[AMD Official Use Only - AMD Internal Distribution Only]

<snipped>
 
> > > >> --- a/app/test-pmd/macswap_sse.h
> > > >> +++ b/app/test-pmd/macswap_sse.h
> > > >> @@ -16,13 +16,13 @@ do_macswap(struct rte_mbuf *pkts[], uint16_t
> nb,
> > > >>        uint64_t ol_flags;
> > > >>        int i;
> > > >>        int r;
> > > >> -     __m128i addr0, addr1, addr2, addr3;
> > > >> +     register __m128i addr0, addr1, addr2, addr3;
> > > > Some compilers treat register as a no-op. Are you sure?
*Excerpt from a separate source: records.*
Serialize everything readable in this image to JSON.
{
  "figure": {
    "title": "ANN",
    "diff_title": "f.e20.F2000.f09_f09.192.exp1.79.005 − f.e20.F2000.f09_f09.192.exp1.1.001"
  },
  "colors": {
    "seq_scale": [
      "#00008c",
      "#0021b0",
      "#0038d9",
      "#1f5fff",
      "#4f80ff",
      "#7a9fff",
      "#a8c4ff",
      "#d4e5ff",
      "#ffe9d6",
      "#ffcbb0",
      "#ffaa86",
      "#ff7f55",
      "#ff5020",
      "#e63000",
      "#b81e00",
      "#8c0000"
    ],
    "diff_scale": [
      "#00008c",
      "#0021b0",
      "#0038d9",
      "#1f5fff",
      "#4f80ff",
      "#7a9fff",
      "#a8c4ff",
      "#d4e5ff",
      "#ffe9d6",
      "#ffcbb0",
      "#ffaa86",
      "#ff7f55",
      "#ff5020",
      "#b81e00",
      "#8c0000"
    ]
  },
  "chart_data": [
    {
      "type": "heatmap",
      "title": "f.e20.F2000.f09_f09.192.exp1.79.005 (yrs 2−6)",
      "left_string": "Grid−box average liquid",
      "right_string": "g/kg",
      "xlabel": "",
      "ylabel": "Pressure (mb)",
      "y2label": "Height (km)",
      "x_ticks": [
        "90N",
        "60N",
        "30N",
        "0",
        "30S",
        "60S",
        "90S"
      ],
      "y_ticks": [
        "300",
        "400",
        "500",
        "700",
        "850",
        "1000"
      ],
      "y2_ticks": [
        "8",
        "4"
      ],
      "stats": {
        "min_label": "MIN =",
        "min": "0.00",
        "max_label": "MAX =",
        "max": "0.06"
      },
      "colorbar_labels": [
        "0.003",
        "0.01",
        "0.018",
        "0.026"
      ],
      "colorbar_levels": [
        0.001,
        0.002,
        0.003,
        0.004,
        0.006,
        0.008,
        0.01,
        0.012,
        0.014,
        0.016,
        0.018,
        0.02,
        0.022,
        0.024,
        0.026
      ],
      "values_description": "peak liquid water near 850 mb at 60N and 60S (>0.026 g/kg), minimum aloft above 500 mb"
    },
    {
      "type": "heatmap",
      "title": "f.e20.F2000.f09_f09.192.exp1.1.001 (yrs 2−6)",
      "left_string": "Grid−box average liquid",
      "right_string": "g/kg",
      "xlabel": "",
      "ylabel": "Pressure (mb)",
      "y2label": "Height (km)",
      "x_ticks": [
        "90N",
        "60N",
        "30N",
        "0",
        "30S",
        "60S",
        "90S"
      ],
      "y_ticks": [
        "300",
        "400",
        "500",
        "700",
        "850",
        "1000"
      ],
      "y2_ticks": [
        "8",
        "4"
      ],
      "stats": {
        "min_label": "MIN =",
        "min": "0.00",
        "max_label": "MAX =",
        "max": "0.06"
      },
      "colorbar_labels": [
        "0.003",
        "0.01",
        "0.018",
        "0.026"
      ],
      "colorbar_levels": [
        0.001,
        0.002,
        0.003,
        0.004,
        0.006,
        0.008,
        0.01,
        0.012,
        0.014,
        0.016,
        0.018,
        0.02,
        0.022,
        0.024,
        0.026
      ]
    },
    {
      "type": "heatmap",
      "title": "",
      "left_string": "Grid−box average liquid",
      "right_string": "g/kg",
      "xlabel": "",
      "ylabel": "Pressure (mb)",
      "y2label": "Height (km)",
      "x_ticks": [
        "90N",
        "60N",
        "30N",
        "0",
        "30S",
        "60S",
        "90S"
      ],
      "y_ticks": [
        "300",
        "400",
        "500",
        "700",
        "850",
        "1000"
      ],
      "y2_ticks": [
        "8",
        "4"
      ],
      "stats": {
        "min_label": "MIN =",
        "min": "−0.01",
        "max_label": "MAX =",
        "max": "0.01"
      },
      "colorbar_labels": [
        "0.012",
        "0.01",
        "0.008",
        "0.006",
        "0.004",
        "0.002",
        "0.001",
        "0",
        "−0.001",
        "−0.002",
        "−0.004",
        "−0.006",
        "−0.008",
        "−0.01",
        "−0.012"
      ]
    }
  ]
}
Did you check
> with godbolt.
> > >
> > > Thank you Stephen, I have tested the code changes on Linux using GCC
> > > and Clang compiler.
> > >
> > > In both cases in Linux environment, we have seen the the values
> > > loaded onto register `xmm`.
> > >
> > > ```
> > > registerconst__m128i shfl_msk = _mm_set_epi8(15, 14, 13, 12, 5, 4,
> > > 3, 2, 1, 0, 11, 10, 9, 8, 7, 6); vmovdqaxmm0, xmmwordptr[rip+
> > > .LCPI0_0]
>
> Yep, that what I would probably expect: one time load before the loop starts,
> right?
> Curious  what exactly it would generate then if 'register' keyword is missed?
> BTW, on my box,  gcc-11  with '-O3 -msse4.2 ...'  I am seeing expected
> behavior without 'register' keyword.
> Is it some particular compiler version that misbehaves?
 
Thank you, Konstantin, for this pointer. I have been trying this understand this a bit more internally. Here are my observations
 
1. shuf simd ISA works on XMM register only.
2. Any values from variables has to be loaded to `xmm` register before processing.
3. when compiled for `-march=native` with compiler not aware (SoC Arch gcc weights) without patch might have generating with ` movzx   eax, BYTE PTR [rbp-48]`
4. when register keyword is applied for both shufl_mask and addr, the compiler generates trying to get the variables directly into xmm using ` vmovdqu (%rsi),%xmm1`
 
So, I think you are right, from gcc12.3 and gcc 13.1 which supports `-march=znver4` this problem will not come.
 
>
> > >
> > > ```
> > >
> > > Both cases we have performance improvement.
> > >
> > >
> > > Can you please help us understand if we have missed out something?
> >
> > Ok, not sure why compiler would not decide to already use a register here?